Внешне Аугсбург являл собой картину благополучия и процветания. На рыночных площадях шла бойкая торговля, лавки ломились от товаров, а жители города степенно прогуливались по мощеным улицам, обсуждая последние новости и цены на зерно. Но за этим обыденным фасадом бурлила тревога. По городу ползли слухи о странных происшествиях, множились доносы, исчезали люди. Шепот о "нечистых делах" становился все громче, отравляя благодушную атмосферу. Казалось, сам воздух был пропитан подозрением и страхом. Каждый косой взгляд, любое невзначай обронённое слово могло стать поводом для обвинения, а каждое несчастье – доказательством чьего-то злонамеренного колдовства.
И вот в этот взрывоопасный котел и был брошен наш неофит инквизиции, Иоганн Эренберг. Он прибыл в Аугсбург, исполненный рвения и непоколебимой уверенности в своей правоте. В его глазах горел священный огонь борьбы с ересью, а в голове звучали заученные наизусть цитаты из библии, готовые обрушиться на головы заблудших овец. Он был готов к подвигам, к разоблачению коварных слуг дьявола, к спасению невинных душ. Он еще не знал, что Аугсбург приготовил для него испытание куда более сложное и опасное, чем он мог себе представить.
В самом сердце Аугсбурга, среди чопорных фахверковых домов и степенных горожан, чьи добродетели были столь же накрахмалены, как их воротнички, жила дама по имени Элиза Боннет. Дочь покойного аптекаря, она являла собой смесь французской грации, унаследованной от матери-гугенотки, и немецкой основательности, доставшейся от отца, человека сведущего в травах и снадобьях. В отличие от прочих благочестивых аугсбургских жен, чьи дни протекали в молитвах да вышивании замысловатых узоров, Элиза обладала живым умом, острым языком и совершенно непозволительной для женщины того времени независимостью характера.
После смерти отца ей досталась не только добротная аптекарская лавка на оживленной улице, но и бесценное наследство – глубокие познания в медицине и целебных травах. И, надо сказать, Элиза не стала зарывать свой талант в землю, подобно евангельскому рабу. Вопреки общепринятым правилам и ханжеским ожиданиям, она не заперлась в четырех стенах, предаваясь скорби и молитвам о спасении души. Нет, фрау Боннет сменила своего отца, стала помогать своим согражданам. Лечила их от недугов мудрыми советами и собственноручно приготовленными снадобьями, находила нужные слова утешения в горе, нередко заменяя собой и лекаря, и священника. И, надо признать, помощь ее часто оказывалась весьма действенной. Заживали раны, утихали лихорадки, возвращался сон к измученным бессонницей горожанам. Казалось бы, живи да радуйся, да принимай слова благодарности от тех, кому помогла.

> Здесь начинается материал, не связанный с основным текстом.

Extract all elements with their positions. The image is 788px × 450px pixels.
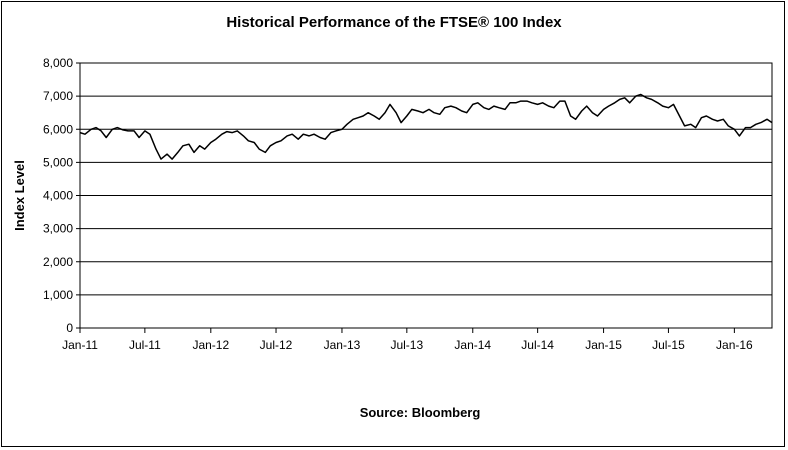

Но, увы, человеческая натура устроена куда более причудливо и завистливо, чем самый сложный аптекарский рецепт. Ах, эти самые рецепты фрау Боннет! Стоило ей кому-нибудь помочь, как тут же за спиной начиналось шептание, густое и ядовитое, словно болотный туман. «Не иначе как зелье ведьмовское!» – шипели по углам некоторые особенно благочестивые горожанки, смачно сплевывая сквозь почерневшие от табака зубы. Какие-то корешки сушеные, порошки неведомые, настойки мутные – тьфу ты, гадость какая! И откуда только она их берет? Не иначе как на Лысой горе, под полной луной, в компании рогатых да хвостатых, приплясывающих под заунывные вопли летучих мышей.
Дело в том, дорогой читатель, что добрые дела, особенно если они совершаются женщиной, да еще и без должного почтения к церковным авторитетам и общепринятым предрассудкам, очень часто воспринимаются с подозрением. В Аугсбурге того времени, где каждый бюргер мнил себя образцом добродетели, а любое отклонение от нормы вызывало немедленное осуждение, успехи фрау Боннет порождали не столько благодарность, сколько глухую зависть и страх перед непонятным.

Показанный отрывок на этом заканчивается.